If you’re the boss, you’ll have to increase your prices to cover the 25% hike in the cost of steel—a price hike your competitors outside the US won’t be in any hurry to match.

If you just work there, the inevitable fall in export sales will mean somebody will get laid off.

It could be you.

An intriguing and crystal clear example comes from America’s largest automobile exporter.

Bet you can’t name the company.

Guess.

If you figured it’s GM or Ford, you’re dead wrong. GM and Ford do sell millions of cars all over the world. But they’re mostly made outside the US. Especially in China—where GM is the market leader!

Believe it or not, the biggest US exporter of cars is BMW.
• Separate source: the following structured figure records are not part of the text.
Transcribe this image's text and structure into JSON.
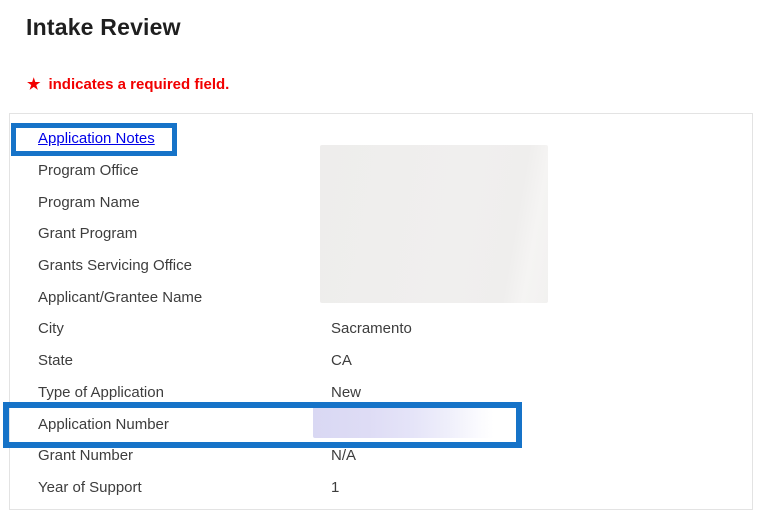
{
  "header": {
    "title": "Intake Review",
    "required_star": "★",
    "required_note": "indicates a required field."
  },
  "table": {
    "application_notes_link": "Application Notes",
    "rows": [
      {
        "label": "Program Office",
        "value": ""
      },
      {
        "label": "Program Name",
        "value": ""
      },
      {
        "label": "Grant Program",
        "value": ""
      },
      {
        "label": "Grants Servicing Office",
        "value": ""
      },
      {
        "label": "Applicant/Grantee Name",
        "value": ""
      },
      {
        "label": "City",
        "value": "Sacramento"
      },
      {
        "label": "State",
        "value": "CA"
      },
      {
        "label": "Type of Application",
        "value": "New"
      },
      {
        "label": "Application Number",
        "value": ""
      },
      {
        "label": "Grant Number",
        "value": "N/A"
      },
      {
        "label": "Year of Support",
        "value": "1"
      }
    ],
    "redactions": [
      {
        "name": "upper-values-block",
        "note": "blurred gray block covering values of first five rows"
      },
      {
        "name": "application-number-value",
        "note": "blurred lavender block covering application number value"
      }
    ]
  },
  "annotations": [
    {
      "name": "application-notes-highlight",
      "color": "#1673c8"
    },
    {
      "name": "application-number-highlight",
      "color": "#1673c8"
    }
  ],
  "colors": {
    "annotation_blue": "#1673c8",
    "link_blue": "#0000e8",
    "required_red": "#f10000",
    "title_text": "#1f1f1f",
    "body_text": "#3d3d3d",
    "panel_border": "#e3e3e3",
    "redaction_gray": "#efeeed",
    "redaction_lavender": "#dcdbf4"
  }
}
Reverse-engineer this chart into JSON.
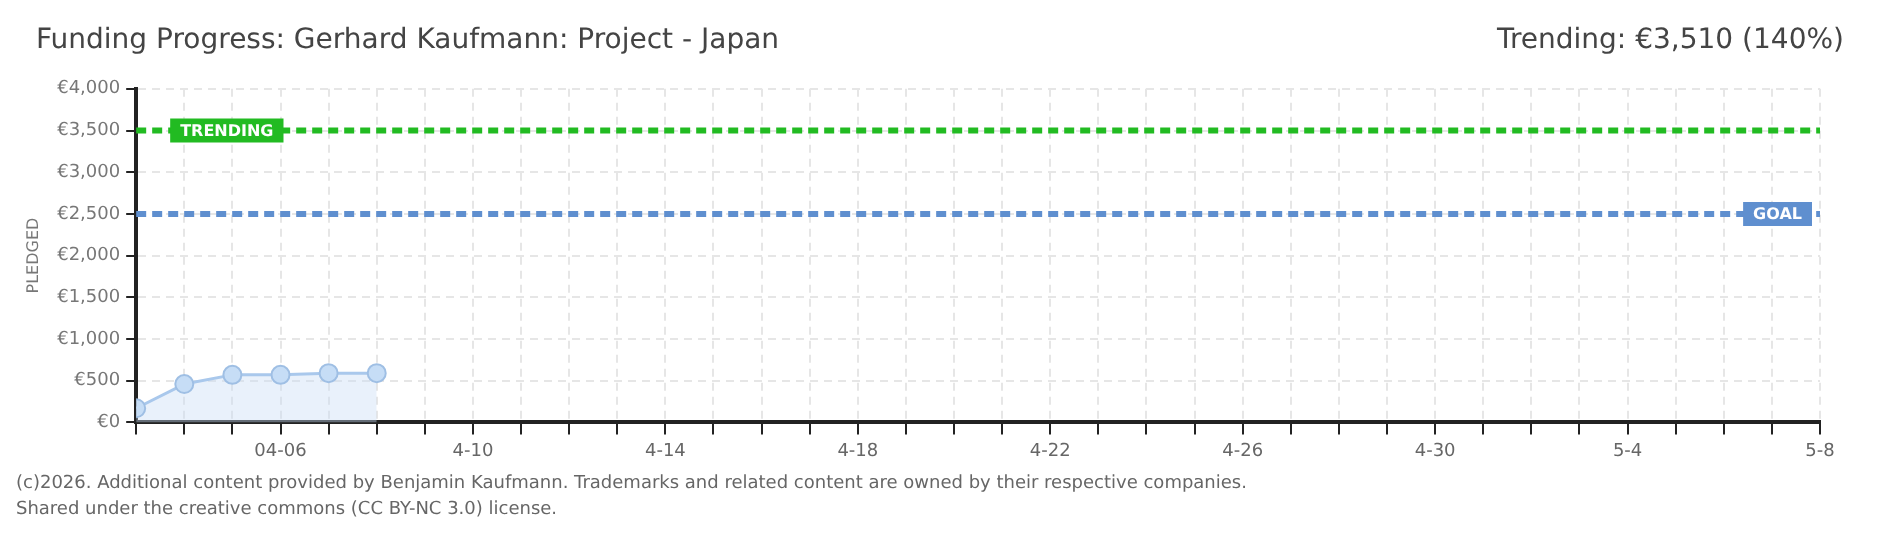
{
  "chart_data": {
    "type": "area",
    "title": "Funding Progress: Gerhard Kaufmann: Project - Japan",
    "ylabel": "PLEDGED",
    "annotations": [
      "Trending:  €3,510 (140%)",
      "(c)2026. Additional content provided by Benjamin Kaufmann. Trademarks and related content are owned by their respective companies.",
      "Shared under the creative commons (CC BY-NC 3.0) license."
    ],
    "x": [
      "--04-03",
      "--04-04",
      "--04-05",
      "--04-06",
      "--04-07",
      "--04-08"
    ],
    "series": [
      {
        "color": "#a9c8ec",
        "values": [
          170,
          460,
          570,
          570,
          590,
          590
        ]
      }
    ],
    "xlim": [
      "--04-03",
      "--05-08"
    ],
    "xticks": [
      {
        "value": "--04-03",
        "label": null
      },
      {
        "value": "--04-04",
        "label": null
      },
      {
        "value": "--04-05",
        "label": null
      },
      {
        "value": "--04-06",
        "label": "04-06"
      },
      {
        "value": "--04-07",
        "label": null
      },
      {
        "value": "--04-08",
        "label": null
      },
      {
        "value": "--04-09",
        "label": null
      },
      {
        "value": "--04-10",
        "label": "4-10"
      },
      {
        "value": "--04-11",
        "label": null
      },
      {
        "value": "--04-12",
        "label": null
      },
      {
        "value": "--04-13",
        "label": null
      },
      {
        "value": "--04-14",
        "label": "4-14"
      },
      {
        "value": "--04-15",
        "label": null
      },
      {
        "value": "--04-16",
        "label": null
      },
      {
        "value": "--04-17",
        "label": null
      },
      {
        "value": "--04-18",
        "label": "4-18"
      },
      {
        "value": "--04-19",
        "label": null
      },
      {
        "value": "--04-20",
        "label": null
      },
      {
        "value": "--04-21",
        "label": null
      },
      {
        "value": "--04-22",
        "label": "4-22"
      },
      {
        "value": "--04-23",
        "label": null
      },
      {
        "value": "--04-24",
        "label": null
      },
      {
        "value": "--04-25",
        "label": null
      },
      {
        "value": "--04-26",
        "label": "4-26"
      },
      {
        "value": "--04-27",
        "label": null
      },
      {
        "value": "--04-28",
        "label": null
      },
      {
        "value": "--04-29",
        "label": null
      },
      {
        "value": "--04-30",
        "label": "4-30"
      },
      {
        "value": "--05-01",
        "label": null
      },
      {
        "value": "--05-02",
        "label": null
      },
      {
        "value": "--05-03",
        "label": null
      },
      {
        "value": "--05-04",
        "label": "5-4"
      },
      {
        "value": "--05-05",
        "label": null
      },
      {
        "value": "--05-06",
        "label": null
      },
      {
        "value": "--05-07",
        "label": null
      },
      {
        "value": "--05-08",
        "label": "5-8"
      }
    ],
    "ylim": [
      0,
      4000
    ],
    "yticks": [
      {
        "value": 0,
        "label": "€0"
      },
      {
        "value": 500,
        "label": "€500"
      },
      {
        "value": 1000,
        "label": "€1,000"
      },
      {
        "value": 1500,
        "label": "€1,500"
      },
      {
        "value": 2000,
        "label": "€2,000"
      },
      {
        "value": 2500,
        "label": "€2,500"
      },
      {
        "value": 3000,
        "label": "€3,000"
      },
      {
        "value": 3500,
        "label": "€3,500"
      },
      {
        "value": 4000,
        "label": "€4,000"
      }
    ],
    "ref_lines": [
      {
        "axis": "y",
        "value": 3500,
        "label": "TRENDING",
        "color": "#22bb22",
        "line_style": "dashed"
      },
      {
        "axis": "y",
        "value": 2500,
        "label": "GOAL",
        "color": "#5f8fcf",
        "line_style": "dashed"
      }
    ],
    "grid": true,
    "legend": false,
    "marker": "circle",
    "line_style": "solid"
  }
}
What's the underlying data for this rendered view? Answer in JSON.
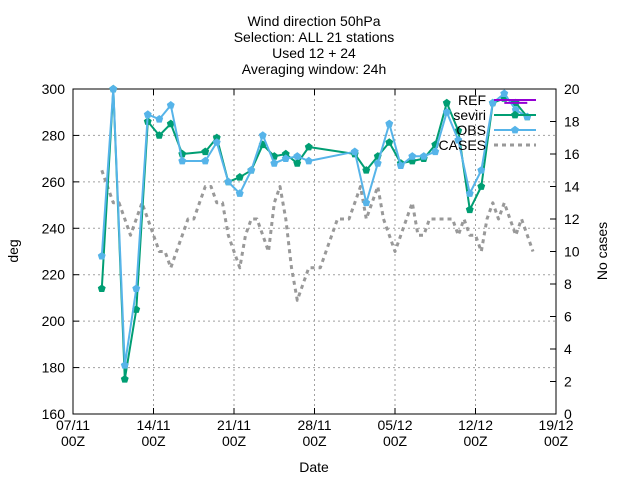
{
  "chart_data": {
    "type": "line",
    "title_lines": [
      "Wind direction 50hPa",
      "Selection: ALL     21 stations",
      "Used 12 + 24",
      "Averaging window: 24h"
    ],
    "xlabel": "Date",
    "ylabel": "deg",
    "y2label": "No cases",
    "x_ticks": [
      {
        "line1": "07/11",
        "line2": "00Z"
      },
      {
        "line1": "14/11",
        "line2": "00Z"
      },
      {
        "line1": "21/11",
        "line2": "00Z"
      },
      {
        "line1": "28/11",
        "line2": "00Z"
      },
      {
        "line1": "05/12",
        "line2": "00Z"
      },
      {
        "line1": "12/12",
        "line2": "00Z"
      },
      {
        "line1": "19/12",
        "line2": "00Z"
      }
    ],
    "x_range_days": [
      0,
      42
    ],
    "ylim": [
      160,
      300
    ],
    "y_ticks": [
      160,
      180,
      200,
      220,
      240,
      260,
      280,
      300
    ],
    "y2lim": [
      0,
      20
    ],
    "y2_ticks": [
      0,
      2,
      4,
      6,
      8,
      10,
      12,
      14,
      16,
      18,
      20
    ],
    "grid": true,
    "legend_position": "top-right",
    "series": [
      {
        "name": "REF",
        "color": "#9400d3",
        "style": "line",
        "x": [
          37.5,
          38.5,
          39.5
        ],
        "y": [
          294,
          294,
          294
        ]
      },
      {
        "name": "seviri",
        "color": "#009e73",
        "style": "line-point",
        "x": [
          2.5,
          3.5,
          4.5,
          5.5,
          6.5,
          7.5,
          8.5,
          9.5,
          11.5,
          12.5,
          13.5,
          14.5,
          15.5,
          16.5,
          17.5,
          18.5,
          19.5,
          20.5,
          24.5,
          25.5,
          26.5,
          27.5,
          28.5,
          29.5,
          30.5,
          31.5,
          32.5,
          33.5,
          34.5,
          35.5,
          36.5,
          37.5,
          38.5,
          39.5
        ],
        "y": [
          214,
          300,
          175,
          205,
          286,
          280,
          285,
          272,
          273,
          279,
          260,
          262,
          265,
          276,
          271,
          272,
          268,
          275,
          272,
          265,
          271,
          277,
          268,
          269,
          270,
          276,
          294,
          282,
          248,
          258,
          294,
          296,
          294,
          288
        ]
      },
      {
        "name": "OBS",
        "color": "#56b4e9",
        "style": "line-point",
        "x": [
          2.5,
          3.5,
          4.5,
          5.5,
          6.5,
          7.5,
          8.5,
          9.5,
          11.5,
          12.5,
          13.5,
          14.5,
          15.5,
          16.5,
          17.5,
          18.5,
          19.5,
          20.5,
          24.5,
          25.5,
          26.5,
          27.5,
          28.5,
          29.5,
          30.5,
          31.5,
          32.5,
          33.5,
          34.5,
          35.5,
          36.5,
          37.5,
          38.5,
          39.5
        ],
        "y": [
          228,
          300,
          181,
          214,
          289,
          287,
          293,
          269,
          269,
          277,
          260,
          255,
          265,
          280,
          268,
          270,
          271,
          269,
          273,
          251,
          268,
          285,
          267,
          271,
          271,
          273,
          290,
          278,
          255,
          265,
          294,
          298,
          291,
          288
        ]
      },
      {
        "name": "CASES",
        "color": "#999999",
        "style": "dashed",
        "axis": "y2",
        "x": [
          2.5,
          3.0,
          3.5,
          4.0,
          4.5,
          5.0,
          5.5,
          6.0,
          6.5,
          7.0,
          7.5,
          8.0,
          8.5,
          9.0,
          9.5,
          10.0,
          10.5,
          11.0,
          11.5,
          12.0,
          12.5,
          13.0,
          13.5,
          14.0,
          14.5,
          15.0,
          15.5,
          16.0,
          16.5,
          17.0,
          17.5,
          18.0,
          18.5,
          19.0,
          19.5,
          20.0,
          20.5,
          21.0,
          21.5,
          22.0,
          22.5,
          23.0,
          23.5,
          24.0,
          24.5,
          25.0,
          25.5,
          26.0,
          26.5,
          27.0,
          27.5,
          28.0,
          28.5,
          29.0,
          29.5,
          30.0,
          30.5,
          31.0,
          31.5,
          32.0,
          32.5,
          33.0,
          33.5,
          34.0,
          34.5,
          35.0,
          35.5,
          36.0,
          36.5,
          37.0,
          37.5,
          38.0,
          38.5,
          39.0,
          39.5,
          40.0
        ],
        "y": [
          15,
          14,
          13,
          13,
          12,
          11,
          12,
          13,
          12,
          11,
          10,
          10,
          9,
          10,
          11,
          12,
          12,
          13,
          14,
          14,
          13,
          13,
          11,
          10,
          9,
          11,
          12,
          12,
          11,
          10,
          13,
          14,
          12,
          9,
          7,
          8,
          9,
          9,
          9,
          10,
          11,
          12,
          12,
          12,
          13,
          14,
          12,
          13,
          14,
          12,
          11,
          10,
          11,
          12,
          13,
          11,
          11,
          12,
          12,
          12,
          12,
          12,
          11,
          12,
          11,
          11,
          10,
          12,
          13,
          12,
          13,
          12,
          11,
          12,
          11,
          10
        ]
      }
    ]
  }
}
In 2016, BMW’s plant in Spartanburg, South Carolina, produced 411,171 vehicles—and exported 287,700 of them.

Or 69.9% of its total production.

Imagine you’re the chairman of BMW. President Trump has suddenly increased your production cost in the US by $200 (or more on bigger vehicles).

If you try and pass that on to your customers outside the US, some of them will decide to buy a Lexus or a Mercedes instead.

But BMW also makes cars in Germany, South Africa, China, with additional factories opening shortly in Brazil and Mexico and assembly plants in several other countries. So would you—

  • continue to supply your export markets from the US—and see your sales decline; or,

  • supply those markets from your other factories—so your autos will remain competitively priced?

To me, the answer is obvious.

BMW in Spartanburg employs over 9,000 people—in a town with a total population of just under 38,000. Should BMW’s exports from the US drop in half total production will fall by over one third which probably means between 2,500 and 3,000 employees could be laid off.

Even if the number of layoffs isn’t quite that high, I kinda doubt Spartanburg will be voting for Trump in 2020.

However numbing for the town of Spartanburg, 2,500+ lost jobs there will be just a drop in the bucket compared to the tens if not hundreds of thousands of jobs Trump’s tariffs will destroy nationwide.

But why worry? Trump says he’s got it covered, that he’ll “make steel great again” as his tariffs create more jobs and increases US steel production.

True—up to a point.

The point being that the most likely number of new jobs is a maximum of 28,400.

Where does that number come from?

It’s simple arithmetic.

Currently, American steel mills are producing at 74.5% of capacity, and employ 83,000 people. Tariffs on imports should mean that every steel plant in the US will soon be running at 100% of capacity—and total steel output will go up 34.2%.

If employment goes up at the same 34.2% rate, it will rise to 111,400. An additional 28,400 jobs.

Probably less: you don’t need to increase back office staff to hike throughput on the factory floor.

But that number is a maximum for the simple reason that any further increase in steel output requires new plants.

And you’re only going to invest a few hundred million dollars in a new steel plant in the US if you’re convinced those tariffs are going to stay in place long enough for you to make a nice profit.

Ten years or more.

But as Trump will only be president till 2025 (or 2021 if he isn’t re-elected), that’s not enough time to get your money back.

Compare that to what happened back in 2002 when then-President George H. W. Bush imposed similar tariffs on imported steel: in the brief period till those tariffs were lifted in December 2003, some 200,000 people lost their jobs according to Trade Partnership Worldwide.

More than the total number of employees in the entire US steel industry—then and now.

If history repeats itself (as it usually does) 200,000 lost jobs compared to 28,400 new ones doesn’t sound like a good deal to me.

The steel industry is already gearing up to pocket the tariff bonanza—which will pour over $1.7 billion a year into their coffers.

Which works out at around $62,000 for every new steel industry job.

Somebody has to pay that price: you, the consumer. And you, the wage earner.

Higher prices at the supermarket, on the car lot, the appliance store—even at Walmart!

The effects of Trump’s tariffs won’t be as obvious as Australia’s banana shortage (except in Spartanburg). But the overall results of protectionism are always the same: higher prices at the cash register with up to 200,000 fewer wage earners to buy all that extra made-in-the-USA steel.